Wednesday, June 6, 2012

First Generation Story- Eric Felix


When I discovered “Project 1st Gen in Student Affairs,” I knew I had to share my experience. In hindsight, I never realized what it meant to be a first-generation college student. I failed to realize that as a low-income, first-generation American, first in the family to go to college I would face a variety of challenges that many other students wouldn’t have to. I just thought everyone was having a hard time navigate the system and get accustomed to a new environment. I didn’t appreciate my experience as a first-gen student until I reflected on it as a graduate student at San Diego State University in their Student Affairs program.
Two anecdotes about my experience and how they impacted my decision to work in higher education.
  1. Growing up I always thought I was going to USC, not because I was a Trojan fan or loved the cardinal and gold colors, but because I thought it was the University for Southern California. As a kid, I grew up thinking I would go to USC because it was the school where all the students from southern California would go. It wasn’t until 10th grade in high school I realized there were hundreds of schools in California to attend.
  2. After all was said and done, I chose to attend Cal State Fullerton, the local CSU for my area. I remember driving to the school for orientation with my family. As we left our home in Anaheim which was 15 minutes away from the school. Half way into the commute my dad pulled into a parking lot and said, “were should we park?”…I asked, “why are you parking here, this is Fullerton College?” Being the first to go to college was also a strong reminder that my family was unaware of the higher education system in the United States.

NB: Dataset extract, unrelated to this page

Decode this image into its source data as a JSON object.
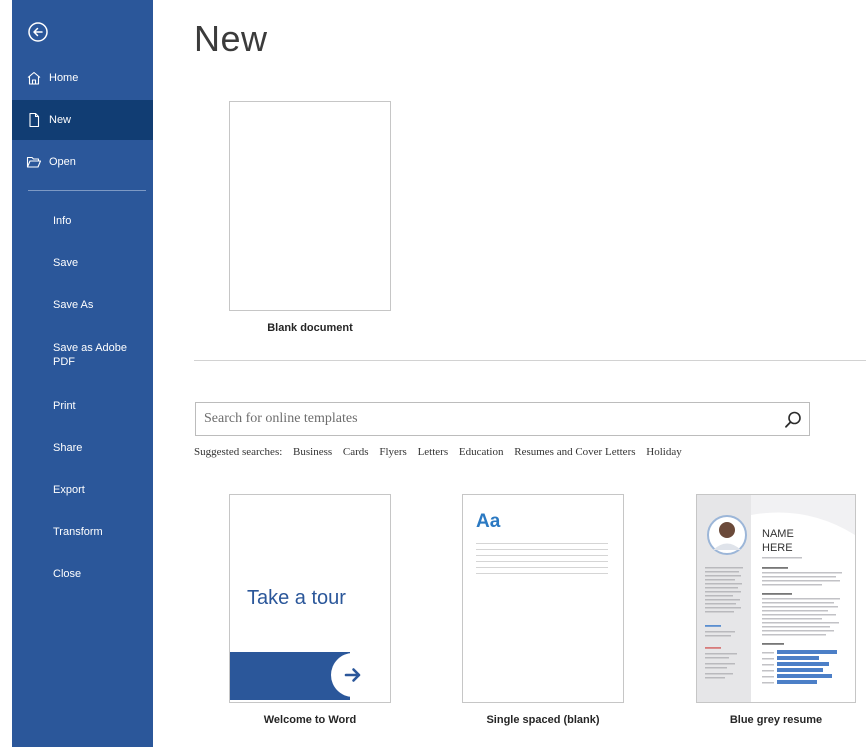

My family assumed that Fullerton College (a community college) and Cal State Fullerton (a CSU campus) were the same.
There are many stories like this that make wonder how I ever made it through HS and into college. My answer: Upward Bound Math & Science. That is the reason why I felt prepared to go to college. Between the academic enrichment and Summer Bridge, I was already a Titan! As an undergraduate I hated meeting with my SSS counselor, having to go to community dinners, and needing to turn in progress reports in the middle of the semester.  But now thank Upward Bound and SSS every day for the opportunities I was afforded.
I entered my graduate program in 2008, with a determination to learn everything about outreach, access, and equity to better serve low-income, first-generation students like myself. I interned in EOP (Educational Opportunities Program), I had a graduate assistantship with an institutional college preparation program. All of my work in graduate school was dedicated to paying it forward. To help others in the community, as I had been helped.
Because of these experiences and more, I am a firm believer that higher education is one of the greatest transformative institutions we have in our Society. I am a first-generation college graduate and it took a community of supporters to achieve it! As an Admissions Counselor, I dedicate my work to helping first-generation students explore opportunities in higher education, and be empowered to attend college and thrive!

2 comments:

  1. Eric,

    I was humbled to read about your own college prep experience. I couldn't read fast enough because it nearly mirrored my own experience. I graduated high school in 2008 and it wasn't until my sophomore year in high school when I learned that college was more than just one building. My entire life I though college was one giant building where everyone from all studies went to- like a really big high school. I also thought that all you had to do was apply, pay and you were in. I remember sitting in my academic advisers office first-semester of my senior when she asked me, "Where do you want to go to college?" I replied, "Well, I was thinking either IU or Purdue." She hit me with probably the kindest shocked face her face could muster. She glanced at me, glanced at my grade sheets that were reflecting a 2.2GPA and broke the news that I would not be able to get into either of those schools. Can you believe that? I didn't know that you needed good grades to get into IU or Purdue. I thought good grades ONLY helped with scholarships.

    My parents also had no idea how to navigate the complex system of college. Near mid-year of my senior year, my parents didnt want me to go to college and just enter a trade school. Luckily, I was smart enough to realize that A. I didnt want to break my back at work and B. There were no unions hiring in 2008. Anyways, I chose to go to IUPUI (AKA followed my former girlfriend to college) and applied for admission, FAFSA, private loans, scholarships, housing, registered for classes without any help. Believe me, FAFSA kept my 18 year old self up for several nights staring at the screen that may have been in a different language. My parents were only consulted when I needed figures entered into any of the paperwork.

    1st generation students have such a hill to climb when they go away to college. We dont have the luxury of reaching out to our closest network, our family, for guidance because college is just as confusing to them as it is to us.

    Anyways, I made it through college with Honor's every semester. A little upgrade from my high school 2.2GPA. I'm one semester from graduation and wouldn't do it over again any other way. It's been life changing and moving away has brought my family so much closer together. 1st generation college students should be celebrated. Perhaps, I am feeling a bit of self-entitlement, but no one knows what we experience when we get thrown into the college system. It's like another planet we only heard about on TV.

    Seriously, I loved your post. Keep up your hard work and always remember that you have a huge 1st gen network behind you!